Craignais-je d'être déjà arrivé à mon point d'incompétence? C'est vrai c'est flippant ce principe de Peter, qui énonce que dans une hiérarchie, tout employé à tendance à s'élever jusqu'à son point d'incompétence et donc qu'avec le temps tout poste sera occupé par un incapable...

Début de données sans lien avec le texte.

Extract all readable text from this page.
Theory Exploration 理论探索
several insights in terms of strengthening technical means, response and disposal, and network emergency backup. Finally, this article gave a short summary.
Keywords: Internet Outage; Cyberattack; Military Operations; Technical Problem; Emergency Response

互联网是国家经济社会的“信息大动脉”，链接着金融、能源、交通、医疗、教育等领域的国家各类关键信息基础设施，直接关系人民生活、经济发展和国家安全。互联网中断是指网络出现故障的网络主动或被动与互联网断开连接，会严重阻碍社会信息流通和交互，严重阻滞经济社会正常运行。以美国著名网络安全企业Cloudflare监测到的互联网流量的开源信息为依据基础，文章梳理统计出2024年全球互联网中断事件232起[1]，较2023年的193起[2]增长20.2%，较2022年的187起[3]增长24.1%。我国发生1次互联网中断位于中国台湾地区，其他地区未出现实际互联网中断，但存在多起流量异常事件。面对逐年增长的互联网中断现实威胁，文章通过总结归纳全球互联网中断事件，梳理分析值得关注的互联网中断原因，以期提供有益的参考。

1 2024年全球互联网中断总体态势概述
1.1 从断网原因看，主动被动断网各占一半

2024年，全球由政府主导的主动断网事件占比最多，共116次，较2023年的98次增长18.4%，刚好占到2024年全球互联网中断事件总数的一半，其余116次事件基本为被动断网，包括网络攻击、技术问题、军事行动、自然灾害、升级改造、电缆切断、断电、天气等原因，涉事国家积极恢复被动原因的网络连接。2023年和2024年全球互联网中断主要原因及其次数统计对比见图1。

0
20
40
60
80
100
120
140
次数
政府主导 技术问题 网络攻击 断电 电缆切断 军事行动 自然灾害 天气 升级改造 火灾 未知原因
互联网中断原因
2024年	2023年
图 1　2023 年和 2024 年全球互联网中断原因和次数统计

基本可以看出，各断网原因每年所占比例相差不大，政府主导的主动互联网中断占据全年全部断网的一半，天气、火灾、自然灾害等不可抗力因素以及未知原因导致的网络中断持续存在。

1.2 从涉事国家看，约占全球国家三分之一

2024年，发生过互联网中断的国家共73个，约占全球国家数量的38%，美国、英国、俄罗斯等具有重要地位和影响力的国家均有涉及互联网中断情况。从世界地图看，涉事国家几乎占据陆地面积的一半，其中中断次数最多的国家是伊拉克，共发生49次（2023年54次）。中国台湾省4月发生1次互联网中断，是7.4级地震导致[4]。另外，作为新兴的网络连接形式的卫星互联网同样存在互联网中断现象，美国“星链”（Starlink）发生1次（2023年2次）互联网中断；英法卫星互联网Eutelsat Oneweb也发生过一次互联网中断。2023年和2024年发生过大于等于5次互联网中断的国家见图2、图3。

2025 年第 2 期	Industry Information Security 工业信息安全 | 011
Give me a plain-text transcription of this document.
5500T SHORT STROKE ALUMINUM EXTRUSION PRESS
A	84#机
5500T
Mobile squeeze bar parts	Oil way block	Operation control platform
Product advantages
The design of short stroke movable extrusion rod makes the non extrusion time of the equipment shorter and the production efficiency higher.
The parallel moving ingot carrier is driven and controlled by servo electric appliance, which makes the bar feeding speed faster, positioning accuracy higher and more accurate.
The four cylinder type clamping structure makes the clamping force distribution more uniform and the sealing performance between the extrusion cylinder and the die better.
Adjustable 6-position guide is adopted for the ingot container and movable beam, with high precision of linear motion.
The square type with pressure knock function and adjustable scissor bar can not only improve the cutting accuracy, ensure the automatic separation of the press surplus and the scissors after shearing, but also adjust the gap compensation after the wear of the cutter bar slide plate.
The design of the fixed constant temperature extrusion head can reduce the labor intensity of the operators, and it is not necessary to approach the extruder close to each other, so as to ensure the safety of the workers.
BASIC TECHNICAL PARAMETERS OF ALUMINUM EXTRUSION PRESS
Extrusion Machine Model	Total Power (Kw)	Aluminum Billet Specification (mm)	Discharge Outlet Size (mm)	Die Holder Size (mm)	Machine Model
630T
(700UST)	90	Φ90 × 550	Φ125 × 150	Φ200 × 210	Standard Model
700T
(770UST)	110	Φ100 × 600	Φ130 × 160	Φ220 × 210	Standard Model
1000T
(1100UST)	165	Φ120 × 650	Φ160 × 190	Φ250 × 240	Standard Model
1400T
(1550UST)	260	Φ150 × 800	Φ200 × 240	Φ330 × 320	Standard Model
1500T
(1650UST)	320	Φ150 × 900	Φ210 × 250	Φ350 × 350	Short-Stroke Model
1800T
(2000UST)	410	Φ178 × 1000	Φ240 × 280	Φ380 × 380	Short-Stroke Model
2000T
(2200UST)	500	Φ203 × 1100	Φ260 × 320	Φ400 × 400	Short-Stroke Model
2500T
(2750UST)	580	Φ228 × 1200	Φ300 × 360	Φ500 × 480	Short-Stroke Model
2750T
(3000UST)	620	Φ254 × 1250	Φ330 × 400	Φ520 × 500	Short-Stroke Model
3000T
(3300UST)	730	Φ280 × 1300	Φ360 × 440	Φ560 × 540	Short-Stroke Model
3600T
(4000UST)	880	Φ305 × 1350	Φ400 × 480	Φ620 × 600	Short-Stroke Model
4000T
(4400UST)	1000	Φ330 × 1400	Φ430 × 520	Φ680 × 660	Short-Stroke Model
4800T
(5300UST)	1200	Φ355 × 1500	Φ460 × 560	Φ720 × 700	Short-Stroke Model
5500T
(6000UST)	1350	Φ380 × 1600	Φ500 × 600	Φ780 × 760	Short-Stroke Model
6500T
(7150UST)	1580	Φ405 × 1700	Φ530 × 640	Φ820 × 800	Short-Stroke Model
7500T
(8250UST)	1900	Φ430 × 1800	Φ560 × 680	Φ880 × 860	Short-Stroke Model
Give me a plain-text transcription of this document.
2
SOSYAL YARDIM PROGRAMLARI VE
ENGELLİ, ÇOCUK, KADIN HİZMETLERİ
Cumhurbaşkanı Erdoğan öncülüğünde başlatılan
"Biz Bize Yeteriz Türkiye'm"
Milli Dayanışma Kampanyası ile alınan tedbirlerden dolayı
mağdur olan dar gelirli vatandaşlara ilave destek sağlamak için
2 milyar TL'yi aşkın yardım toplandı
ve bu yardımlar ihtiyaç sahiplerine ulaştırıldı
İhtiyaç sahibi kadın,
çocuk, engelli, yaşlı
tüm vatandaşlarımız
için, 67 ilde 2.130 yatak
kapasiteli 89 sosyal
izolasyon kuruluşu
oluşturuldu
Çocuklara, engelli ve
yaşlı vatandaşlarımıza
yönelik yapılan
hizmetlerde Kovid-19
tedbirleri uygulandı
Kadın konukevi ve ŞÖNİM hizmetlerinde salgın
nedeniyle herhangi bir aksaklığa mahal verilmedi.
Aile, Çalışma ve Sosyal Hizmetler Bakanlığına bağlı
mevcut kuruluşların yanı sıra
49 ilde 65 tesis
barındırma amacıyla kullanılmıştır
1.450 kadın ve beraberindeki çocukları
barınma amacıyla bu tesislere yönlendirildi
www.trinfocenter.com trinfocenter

(remarque, si on y réfléchis, ça peut signifier, que j'ai passé mon entretien devant des personnes qui ont bénéficié au fil des ans de ce principe de Peter et qui donc ont aujourd'hui atteint leur point d'incompétence et qui en bons incompétents qu'il sont, ont foiré le recrutement des cadres de santé en sélectionnant les moins à même de remplir les missions d'un CDS, ce qui, dans ce cas précis, met fin au principe de Peter puisque des personnes compétentes ne peuvent s'élever à leur point d'incompétence! Truc de malade quoi! Vous me suivez?? Vite il faut en avertir Peter, l'informer que son principe est déconnant! L'un d'entre vous, amis lecteurs, a-t-il son mail, son 06? Quoi?? Quoi?? Peter is dead, oh my God!! Ah oui quand même, depuis le 12 janvier 1990, condoléance à la famille...)

Avant de me perdre définitivement il est temps de terminer cet article. Je ne sais pas si mon projet de devenir cadre avait uniquement vocation à satisfaire le désir de mes parents. Ce que je sais en revanche, c'est que depuis le refus de ma hiérarchie, je me sens étonnamment libérée et plus à l'aise dans mon métier d'infirmière.

Tu vois papa, tu vois maman, j'ai tenté, j'ai essayé, je me suis défoncée pour y arriver mais ça n'a pas marché. Peut-être ai-je été reçue par des incompétents qui n'ont pas vu que j'étais la meilleure, je sais que c'est que vous me direz, ou peut-être, ces personnes étaient-elles au contraire très compétentes, si compétentes qu'elles ont lu que derrière ma préparation millimétrée, derrière ma mise en scène ultra-chiadée, il y avait quelque chose de pas naturel, quelque chose de caché, quelque chose qui leur a mis la puce à l'oreille et qui disait "celle-ci, elle a pas faite pour être cadre". Alors merci papa, merci maman, votre projet de réussite pour moi était beau mais il restera un rêve, votre rêve. Et si ma réussite était déjà d'être une bonne infirmière... Si être une infirmière qui chaque jour tente de prendre soin de ses patients n'était pas un degré d'incompétence cher à Peter mais au contraire une magnifique compétence?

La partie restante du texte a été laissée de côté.